2.4.2. Indirect test via liquid extract

The liquid extract of tBP was prepared by incubating the sheet in culture medium (6 cm2/mL) at 37 °C for 24 h according to ISO 10993-12. The liquid extract of tBP was harvested and used as the test group. Culture medium was used as a blank group. Liquid extract prepared from a latex glove was used as a positive group. Meanwhile, hADSCs were seeded into a 96-well plate with 4 × 103 cell per well and cultured for 24 h. All liquid extract samples, including the test group, blank group, and positive group, were added to the wells seeded with hADSCs and incubated for a further 24 h. The MTT assay was carried out to evaluate the relative percentage of cell viability in the test group and positive group versus the blank group. Relative percentage of cell viability was represented as relative growth rate (RGR), which was calculated based upon OD575 values according to the ISO 10993-5 protocol as RGR (%) = (OD test group / OD blank group) × 100%. Cytotoxicity level was determined according to RGR as shown in Table 1 (ISO 10993-5 (Li et al., 2011)).

2.4.3. MTT assay

The cultured medium was removed and washed once with 1X PBS. MTT solution (0.5 mg/mL; Sigma-Aldrich, USA) was added into each well and incubated for 4 h at 37 °C for formazan crystal development. Formazan crystals were dissolved in dimethyl sulfoxide (DMSO) (Sigma-Aldrich, USA) and read at 570 nm in a microplate reader.

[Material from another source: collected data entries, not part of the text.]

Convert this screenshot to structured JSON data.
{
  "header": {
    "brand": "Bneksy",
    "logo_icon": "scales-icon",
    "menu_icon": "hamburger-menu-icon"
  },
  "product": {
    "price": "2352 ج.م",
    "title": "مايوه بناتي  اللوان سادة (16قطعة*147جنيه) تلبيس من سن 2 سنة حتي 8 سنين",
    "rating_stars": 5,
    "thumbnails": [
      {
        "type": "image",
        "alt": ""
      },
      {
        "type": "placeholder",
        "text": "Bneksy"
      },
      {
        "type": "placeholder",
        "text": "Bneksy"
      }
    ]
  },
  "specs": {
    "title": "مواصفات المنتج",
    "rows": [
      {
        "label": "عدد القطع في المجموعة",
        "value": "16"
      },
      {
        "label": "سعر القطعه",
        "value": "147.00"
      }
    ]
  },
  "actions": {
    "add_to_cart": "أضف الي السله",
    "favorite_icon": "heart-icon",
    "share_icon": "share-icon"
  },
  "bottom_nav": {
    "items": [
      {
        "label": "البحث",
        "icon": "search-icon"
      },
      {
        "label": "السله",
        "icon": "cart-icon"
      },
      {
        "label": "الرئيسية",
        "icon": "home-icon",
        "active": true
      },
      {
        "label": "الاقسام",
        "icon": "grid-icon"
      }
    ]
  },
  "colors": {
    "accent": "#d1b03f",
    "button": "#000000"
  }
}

2.5. Seeding, culture, and differentiation of hADSCs onto tBP

tBP samples were prepared in dishes of 0.5 mm in diameter and placed in a 96-well culture plate. The hADSC suspension (10 µL at 106 cells/mL) was seeded onto each tBP dish. The cells were incubated for 1 h to allow cell attachment on the tBP surface. The cell-seeded tBP dishes were transferred to a new 96-well plate and 200 µL of chondrogenic medium was added to each well and incubated at 37 °C in 5% CO2. The chondrogenic medium was refreshed every 2 days. After 7 and 14 days of culture, samples were collected and tested.

2.6. Scanning electron microscopy (SEM) analysis

Samples were fixed overnight in 10% formalin and then dehydrated using a sequential ethanol series (70%, 80%, 90%, 96%, and 100% (v/v), 10 min in each). Samples were loaded onto aluminum studs, coated with gold, and examined under a scanning electron microscope (JSM-6510 JEOL, Japan).

2.7. RT-PCR analysis

The total cellular RNAs from all cultures after 7 and 14 days were extracted by TRIzol (Invitrogen; Thermo Fisher Scientific, USA) according to the manufacturer’s protocol. RNA was reverse-transcribed into cDNA, followed by PCR according to the manufacturer’s instructions (Agilent Technologies, USA). PCR primer designs for chondrogenic genes COMP and Col10a1 are presented in Table 2 (Alves Da Silva et al., 2011). The housekeeping gene glyceraldehyde-3-phosphate dehydrogenase (GAPDH) was used as an internal control. The thermo cycle was conducted at 95 °C (1 min) and 40 cycles of 95 °C (30 s), 58 °C (30 s), and 68 °C (3 min/kb), followed by 68 °C (10 min). PCR products were detected by electrophoresis on a 2% gel at 100 V for 30 min, analyzed, and photographed by a bioimaging system (UVP, Germany).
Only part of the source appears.